The Wake-Up Call: $145K Per Month
Our CFO walked into the engineering standup holding a printed AWS bill.
“Why are we spending $145,000 per month on Kubernetes? That’s more than our entire sales team’s salaries.”
We didn’t have a good answer.
This is the story of how we cut our Kubernetes costs by 67% in 4 months—from $145K/month to $48K/month—while actually improving performance and reliability.
The Starting Point: Cloud Waste at Scale
Our Kubernetes setup was a classic example of “it works, don’t touch it”:
Kubernetes Clusters: 3 (prod, staging, dev)
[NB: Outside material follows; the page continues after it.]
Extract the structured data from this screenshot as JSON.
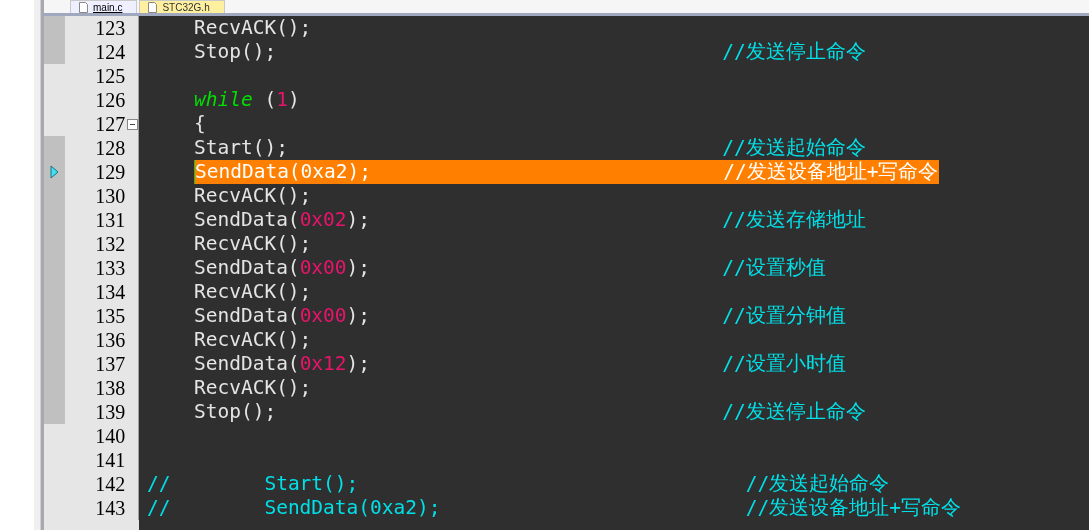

Total Nodes: 187 EC2 instances
Instance Types:
- 42x m5.8xlarge (production)
- 28x m5.4xlarge (production)
- 45x m5.2xlarge (staging/dev)
- 72x m5.xlarge (mixed)
Monthly Costs:
- EC2 instances: $89,000
- EBS volumes: $23,000
- Data transfer: $18,000
- Load balancers: $9,000
- NAT gateways: $6,000
Total: $145,000/month
Cluster Utilization:
- Average CPU: 23%
- Average Memory: 31%
- Peak CPU: 68%
- Peak Memory: 72%
We were paying for 187 instances but using resources equivalent to ~50 instances.
Phase 1: The Visibility Problem
Before optimizing, we needed to understand what we were actually using.
Installing Kubecost
# Deploy Kubecost for cost visibility
helm repo add kubecost https://kubecost.github.io/cost-analyzer/
helm repo update
helm install kubecost kubecost/cost-analyzer \
--namespace kubecost --create-namespace \
--set kubecostToken=$KUBECOST_TOKEN \
--set prometheus.server.global.external_labels.cluster_id=production
# Access Kubecost UI
kubectl port-forward -n kubecost svc/kubecost-cost-analyzer 9090:9090
The Shocking Discovery
After 48 hours of data collection, Kubecost revealed the truth:
cost_analysis = {
'total_monthly_cost': 145000,
'waste_breakdown': {
'over_provisioned_pods': 47000, # 32% of total
'idle_resources': 38000, # 26% of total
'unused_pvs': 12000, # 8% of total
'oversized_nodes': 28000, # 19% of total
'inefficient_networking': 8000 # 6% of total
},
'top_cost_drivers': {
'ml-training-jobs': 28000, # 19% of total
'data-processing': 23000, # 16% of total
'api-services': 19000, # 13% of total
'background-workers': 15000, # 10% of total
'dev-environments': 14000 # 10% of total
}
}
print(f"Total identified waste: ${sum(cost_analysis['waste_breakdown'].values()):,}")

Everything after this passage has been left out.